Members of the public will have to wait several months before they get a closer look at the gown when it goes on display in London, but new details about how Catherine kept the design a secret have emerged.
As soon as the engagement was announced, Catherine reportedly started looking for a designer. Settling on Sarah Burton from Alexander McQueen, she conducted the initial design meetings over the internet on Skype.
Later, fittings took place in secret in William and Catherine's rented farm house in Anglesey, Wales.
Even the embroiderers from the Royal School of Needlework were not told which bride would wear the handcrafted lace they were painstakingly working on.
At least 12 people crafted the lace the dress was made from, with the workforce aged between 19 and 70. They were required to wash their hands every 30 minutes to keep the lace clean, and changed needles every three hours to ensure their work was perfect.

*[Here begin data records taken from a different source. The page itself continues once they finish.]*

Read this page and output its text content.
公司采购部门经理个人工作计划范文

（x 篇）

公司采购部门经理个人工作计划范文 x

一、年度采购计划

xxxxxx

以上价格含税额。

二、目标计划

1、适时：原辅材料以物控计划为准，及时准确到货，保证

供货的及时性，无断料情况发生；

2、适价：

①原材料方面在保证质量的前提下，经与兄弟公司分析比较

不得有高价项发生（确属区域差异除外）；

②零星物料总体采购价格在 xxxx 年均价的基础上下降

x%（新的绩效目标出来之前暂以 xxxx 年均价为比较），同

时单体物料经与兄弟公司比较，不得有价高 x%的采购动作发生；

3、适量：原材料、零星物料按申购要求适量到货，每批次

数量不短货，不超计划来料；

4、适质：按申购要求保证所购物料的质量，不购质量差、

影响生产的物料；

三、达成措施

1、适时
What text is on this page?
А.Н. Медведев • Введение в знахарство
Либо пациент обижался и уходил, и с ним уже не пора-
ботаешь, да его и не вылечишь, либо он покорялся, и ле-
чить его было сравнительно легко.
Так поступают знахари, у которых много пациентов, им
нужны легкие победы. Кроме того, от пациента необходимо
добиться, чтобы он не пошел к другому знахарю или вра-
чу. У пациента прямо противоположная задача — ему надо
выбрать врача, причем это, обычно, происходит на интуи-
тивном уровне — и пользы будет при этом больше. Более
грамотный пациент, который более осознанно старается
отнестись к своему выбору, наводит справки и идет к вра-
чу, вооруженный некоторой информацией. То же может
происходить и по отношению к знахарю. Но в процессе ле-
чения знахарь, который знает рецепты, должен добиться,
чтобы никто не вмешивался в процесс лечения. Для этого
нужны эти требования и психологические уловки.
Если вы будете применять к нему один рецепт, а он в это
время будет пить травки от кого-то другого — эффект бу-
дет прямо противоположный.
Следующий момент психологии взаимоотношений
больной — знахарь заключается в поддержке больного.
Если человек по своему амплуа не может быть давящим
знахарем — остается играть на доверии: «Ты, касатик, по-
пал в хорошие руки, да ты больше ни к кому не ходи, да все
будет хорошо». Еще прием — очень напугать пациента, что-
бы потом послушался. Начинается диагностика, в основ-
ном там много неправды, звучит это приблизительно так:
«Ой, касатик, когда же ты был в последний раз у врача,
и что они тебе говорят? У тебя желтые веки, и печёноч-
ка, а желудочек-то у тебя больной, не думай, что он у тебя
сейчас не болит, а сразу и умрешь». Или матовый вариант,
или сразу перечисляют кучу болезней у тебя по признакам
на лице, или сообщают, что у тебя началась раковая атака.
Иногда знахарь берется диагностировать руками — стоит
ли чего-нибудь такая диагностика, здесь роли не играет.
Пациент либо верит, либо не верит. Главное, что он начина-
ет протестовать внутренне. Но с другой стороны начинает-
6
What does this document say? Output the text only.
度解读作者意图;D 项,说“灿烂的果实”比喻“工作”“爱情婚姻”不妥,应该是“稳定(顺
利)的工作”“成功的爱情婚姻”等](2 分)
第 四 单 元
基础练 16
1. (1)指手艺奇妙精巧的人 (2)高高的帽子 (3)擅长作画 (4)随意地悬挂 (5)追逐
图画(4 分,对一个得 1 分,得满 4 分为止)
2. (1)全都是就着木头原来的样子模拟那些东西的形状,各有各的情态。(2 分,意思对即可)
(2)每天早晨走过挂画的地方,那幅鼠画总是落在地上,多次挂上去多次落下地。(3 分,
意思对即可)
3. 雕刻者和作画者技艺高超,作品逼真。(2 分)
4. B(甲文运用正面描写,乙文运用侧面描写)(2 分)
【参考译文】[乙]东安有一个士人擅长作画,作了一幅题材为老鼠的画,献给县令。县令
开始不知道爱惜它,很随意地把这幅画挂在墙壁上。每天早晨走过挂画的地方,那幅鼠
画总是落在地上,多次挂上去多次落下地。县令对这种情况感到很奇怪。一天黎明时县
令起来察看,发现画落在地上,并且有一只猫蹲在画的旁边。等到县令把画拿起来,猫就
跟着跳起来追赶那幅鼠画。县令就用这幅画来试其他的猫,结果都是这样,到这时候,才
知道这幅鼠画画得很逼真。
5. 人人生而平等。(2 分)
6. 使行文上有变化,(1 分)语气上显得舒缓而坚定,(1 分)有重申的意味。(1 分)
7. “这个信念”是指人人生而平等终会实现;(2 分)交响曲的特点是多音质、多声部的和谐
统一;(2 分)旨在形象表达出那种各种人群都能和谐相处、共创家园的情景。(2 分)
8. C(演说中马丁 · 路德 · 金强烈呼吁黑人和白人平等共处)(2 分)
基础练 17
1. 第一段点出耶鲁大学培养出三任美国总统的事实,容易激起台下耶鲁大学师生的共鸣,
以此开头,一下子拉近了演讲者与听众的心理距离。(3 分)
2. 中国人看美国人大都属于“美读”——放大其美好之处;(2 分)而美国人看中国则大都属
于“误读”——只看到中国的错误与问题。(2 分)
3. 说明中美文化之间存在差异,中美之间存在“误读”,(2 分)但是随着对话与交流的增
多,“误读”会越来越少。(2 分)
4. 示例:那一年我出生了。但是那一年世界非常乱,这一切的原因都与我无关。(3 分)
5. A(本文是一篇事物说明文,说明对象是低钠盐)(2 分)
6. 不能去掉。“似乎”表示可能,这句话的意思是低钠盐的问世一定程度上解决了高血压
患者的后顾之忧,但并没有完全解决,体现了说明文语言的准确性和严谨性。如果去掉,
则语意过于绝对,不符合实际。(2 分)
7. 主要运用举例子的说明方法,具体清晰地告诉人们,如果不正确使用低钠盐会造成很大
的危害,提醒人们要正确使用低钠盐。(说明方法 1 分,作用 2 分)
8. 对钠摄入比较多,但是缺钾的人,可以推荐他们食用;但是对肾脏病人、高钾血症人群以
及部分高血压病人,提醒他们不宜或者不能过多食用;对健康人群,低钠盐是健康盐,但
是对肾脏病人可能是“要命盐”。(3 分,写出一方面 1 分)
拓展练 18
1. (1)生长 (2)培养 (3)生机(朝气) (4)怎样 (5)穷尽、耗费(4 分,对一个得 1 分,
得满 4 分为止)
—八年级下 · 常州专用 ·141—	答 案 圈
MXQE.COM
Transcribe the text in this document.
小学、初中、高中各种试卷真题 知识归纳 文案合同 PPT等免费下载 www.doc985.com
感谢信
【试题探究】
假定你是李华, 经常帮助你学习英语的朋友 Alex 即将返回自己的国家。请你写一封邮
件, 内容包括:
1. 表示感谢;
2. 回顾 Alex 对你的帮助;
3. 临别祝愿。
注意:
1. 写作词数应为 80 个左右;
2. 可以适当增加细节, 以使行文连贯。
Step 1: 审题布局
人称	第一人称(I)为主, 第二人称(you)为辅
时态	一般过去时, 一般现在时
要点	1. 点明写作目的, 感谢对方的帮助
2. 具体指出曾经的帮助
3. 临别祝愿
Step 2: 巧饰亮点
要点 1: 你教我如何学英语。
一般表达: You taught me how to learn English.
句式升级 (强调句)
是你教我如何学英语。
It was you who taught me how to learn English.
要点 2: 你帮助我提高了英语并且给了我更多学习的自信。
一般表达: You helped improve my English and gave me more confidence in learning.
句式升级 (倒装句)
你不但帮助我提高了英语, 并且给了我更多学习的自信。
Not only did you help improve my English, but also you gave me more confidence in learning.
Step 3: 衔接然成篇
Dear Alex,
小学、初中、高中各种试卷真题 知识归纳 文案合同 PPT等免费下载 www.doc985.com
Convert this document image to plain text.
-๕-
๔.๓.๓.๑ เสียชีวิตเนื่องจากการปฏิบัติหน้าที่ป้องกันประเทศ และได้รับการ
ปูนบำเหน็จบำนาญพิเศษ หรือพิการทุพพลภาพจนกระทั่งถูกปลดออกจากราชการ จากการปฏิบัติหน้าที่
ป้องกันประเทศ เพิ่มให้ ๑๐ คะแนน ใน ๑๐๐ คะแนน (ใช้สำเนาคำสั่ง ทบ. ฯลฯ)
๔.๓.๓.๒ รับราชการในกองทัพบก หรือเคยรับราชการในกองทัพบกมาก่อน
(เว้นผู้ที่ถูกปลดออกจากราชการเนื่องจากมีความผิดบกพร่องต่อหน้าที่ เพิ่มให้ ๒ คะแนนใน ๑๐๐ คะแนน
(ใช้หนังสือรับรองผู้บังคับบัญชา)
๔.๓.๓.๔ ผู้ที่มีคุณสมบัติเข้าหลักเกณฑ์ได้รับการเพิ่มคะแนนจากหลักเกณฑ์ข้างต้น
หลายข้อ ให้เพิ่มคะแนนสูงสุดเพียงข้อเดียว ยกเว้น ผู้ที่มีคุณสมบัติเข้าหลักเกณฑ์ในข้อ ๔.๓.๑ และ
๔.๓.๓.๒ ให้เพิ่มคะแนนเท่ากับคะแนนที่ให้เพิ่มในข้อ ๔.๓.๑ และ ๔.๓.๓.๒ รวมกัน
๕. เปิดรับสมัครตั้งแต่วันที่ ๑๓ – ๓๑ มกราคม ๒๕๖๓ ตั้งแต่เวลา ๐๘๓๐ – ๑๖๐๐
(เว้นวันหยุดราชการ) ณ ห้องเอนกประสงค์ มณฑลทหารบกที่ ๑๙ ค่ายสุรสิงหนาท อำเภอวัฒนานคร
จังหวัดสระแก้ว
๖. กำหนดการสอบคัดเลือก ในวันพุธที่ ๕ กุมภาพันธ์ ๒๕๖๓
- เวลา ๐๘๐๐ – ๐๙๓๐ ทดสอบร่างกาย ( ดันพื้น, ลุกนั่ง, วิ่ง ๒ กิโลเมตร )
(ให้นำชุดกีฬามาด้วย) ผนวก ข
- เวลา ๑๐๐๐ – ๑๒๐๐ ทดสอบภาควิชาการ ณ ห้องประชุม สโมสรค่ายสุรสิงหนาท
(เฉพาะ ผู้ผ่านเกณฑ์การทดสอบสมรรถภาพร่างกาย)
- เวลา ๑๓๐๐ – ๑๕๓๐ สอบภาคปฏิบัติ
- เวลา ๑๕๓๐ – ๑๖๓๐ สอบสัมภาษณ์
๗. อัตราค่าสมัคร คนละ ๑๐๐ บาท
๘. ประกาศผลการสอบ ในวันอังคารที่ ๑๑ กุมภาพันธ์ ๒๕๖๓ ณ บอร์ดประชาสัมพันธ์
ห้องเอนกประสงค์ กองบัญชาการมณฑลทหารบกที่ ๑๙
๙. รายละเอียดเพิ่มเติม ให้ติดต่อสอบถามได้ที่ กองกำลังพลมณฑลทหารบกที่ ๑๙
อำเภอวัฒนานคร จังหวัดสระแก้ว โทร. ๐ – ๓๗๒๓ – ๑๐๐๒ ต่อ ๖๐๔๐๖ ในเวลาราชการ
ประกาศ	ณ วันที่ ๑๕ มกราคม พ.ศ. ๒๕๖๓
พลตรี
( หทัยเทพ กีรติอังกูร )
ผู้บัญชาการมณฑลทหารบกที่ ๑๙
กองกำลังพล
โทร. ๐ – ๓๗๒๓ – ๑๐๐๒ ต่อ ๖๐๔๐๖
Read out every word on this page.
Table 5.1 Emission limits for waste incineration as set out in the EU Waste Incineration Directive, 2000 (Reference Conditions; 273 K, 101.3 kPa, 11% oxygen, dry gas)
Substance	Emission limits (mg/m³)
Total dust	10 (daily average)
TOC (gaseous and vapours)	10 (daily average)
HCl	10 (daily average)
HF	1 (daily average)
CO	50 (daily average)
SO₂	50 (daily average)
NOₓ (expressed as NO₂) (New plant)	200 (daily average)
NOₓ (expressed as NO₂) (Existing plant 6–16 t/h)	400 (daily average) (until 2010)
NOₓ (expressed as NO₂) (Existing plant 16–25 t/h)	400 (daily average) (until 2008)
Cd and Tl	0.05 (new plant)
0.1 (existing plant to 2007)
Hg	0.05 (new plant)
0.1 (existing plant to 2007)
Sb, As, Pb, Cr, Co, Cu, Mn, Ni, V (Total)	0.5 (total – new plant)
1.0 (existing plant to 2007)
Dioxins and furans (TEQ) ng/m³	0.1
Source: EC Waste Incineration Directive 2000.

"We've all enjoyed the experience," one of the Royal School of Needlework's embroiderers told the UK's Daily Mail. "It's a once-in-a-lifetime chance. We've worked as a team and we are pleased with the response to the dress.
"It makes it worth all the years of training as an embroiderer."
Once the lace was delivered, Sarah set her seamstresses to work on different sections of the gown. They were forbidden to talk to each other so no one but Sarah and Catherine knew the full design.
All work was completed in a locked room at the Alexander McQueen headquarters in Clerkenwell, with seamstresses being smuggled in each night under cover of darkness to avoid arousing suspicion amongst regular staff.
Once the delicate hand-sewing was complete, the sections of the gown were sent Buckingham Palace, where Sarah stitched them together in a special locked work room just days before the big day.
The completed gown spent a few nights under lock and key at Clarence House, before being moved to the Goring Hotel the night before the wedding.
Catherine's dress is expected to go on display in Kensington Palace or the Victoria and Albert Museum. It might also appear at Buckingham Palace as early as next month.